The epistemic horizon [the limits beyond which we cannot see] is not very broad. We do not, in fact, know what the results of various kinds of economic policies or social policies will be, and there isn’t any evidence that can tell us with any degree of certainty. The housing projects that mar our cities weren’t supposed to turn out like that; neither was the federal push to encourage home-ownership or to encourage the substitution of carbohydrates for fats and proteins in our diets. A truly rational policy of the sort that [rationalist Neil deGrasse] Tyson imagines must take into account not only how little we know about the future but how little we can know about the future, even if we consult the smartest, saintliest, and most disinterested experts among us.
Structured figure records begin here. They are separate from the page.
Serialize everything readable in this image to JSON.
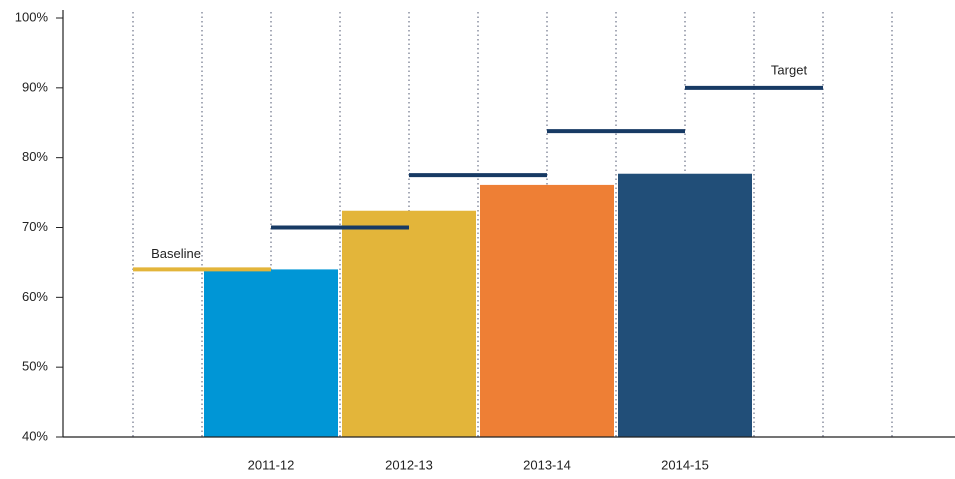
{
  "chart_data": {
    "type": "bar",
    "categories": [
      "2011-12",
      "2012-13",
      "2013-14",
      "2014-15"
    ],
    "values": [
      64,
      72.4,
      76.1,
      77.7
    ],
    "colors": [
      "#0096d6",
      "#e3b53a",
      "#ee7f35",
      "#214e78"
    ],
    "baseline": {
      "name": "Baseline",
      "value": 64,
      "color": "#e3b53a"
    },
    "targets": {
      "name": "Target",
      "values": [
        70,
        77.5,
        83.8,
        90
      ],
      "color": "#173a64"
    },
    "ylim": [
      40,
      100
    ],
    "yticks": [
      {
        "value": 40,
        "label": "40%"
      },
      {
        "value": 50,
        "label": "50%"
      },
      {
        "value": 60,
        "label": "60%"
      },
      {
        "value": 70,
        "label": "70%"
      },
      {
        "value": 80,
        "label": "80%"
      },
      {
        "value": 90,
        "label": "90%"
      },
      {
        "value": 100,
        "label": "100%"
      }
    ]
  }
}
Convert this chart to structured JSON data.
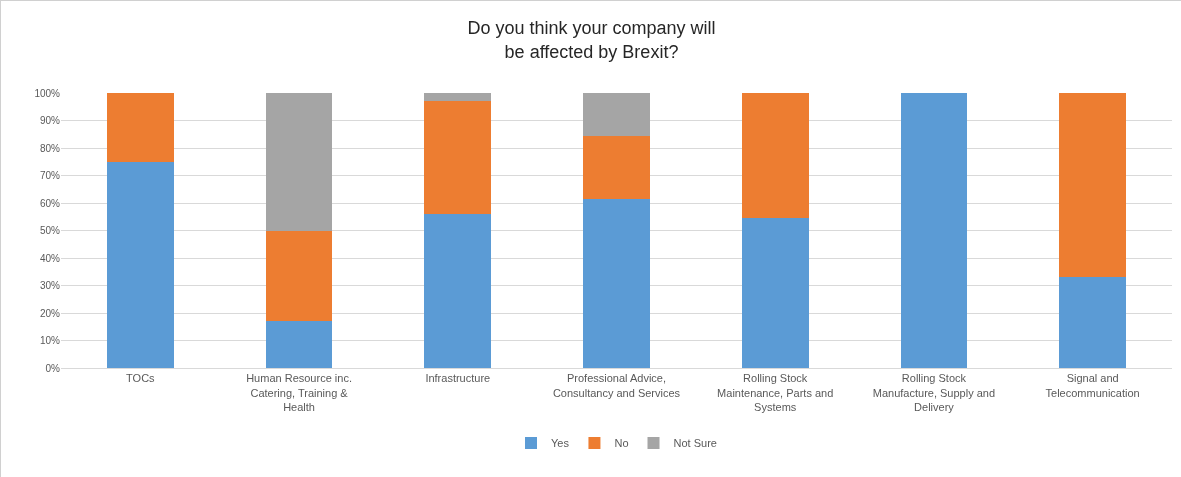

That is part of the case for limited government and free markets. Government can do some things, such as guard borders (though ours chooses not to) and fight off foreign invaders. There are things that it cannot do, even in principle, such as impose a “rational” order on the nation’s energy markets, deciding that x share of our electricity supply shall come from solar, y share from wind, z share from natural gas, all calculated to economic and environmental ideals. That is simply beyond its ken, even if all the best people — including Tyson, from time to time — pretend that it is otherwise. Free markets go about solving social problems in the opposite way: Dozens, or thousands, or millions, or even billions of people, firms, organizations, investors, and business managers trying dozens or thousands of approaches to solving social problems.

The message to progressives is: You can’t do that.  Not because we won’t let you, but because it can’t be done.  At this point in time, that’s the truth of the science.  Deal with it.

The best we can do is draw some areas on the map with the warning that “here there be dragons.”  Sailing along, we hear a rumbling off in the distance, and although we can’t state with certainty from our examinations and calculations that the noise is a cliff-face waterfall, we conclude that it would best to accept some delay to paradise and try to go around.  Perhaps we’ll avoid the danger, perhaps we’ll only get a better view of it, or perhaps we’ll never know if we made the right or wrong decision.

In short, we need to set some principles and be guided mainly by our assessment of incentives.  Maybe the most dramatically objectionable aspect of progressivism or rationalism is its denial that, historically speaking, we’re doing pretty well.  That being the case, the rational move is not to undermine what we’ve gained as a species by imagining that we’ve got the whole thing figured out well enough to discard our traditions in a potentially cataclysmic lunge for perfection.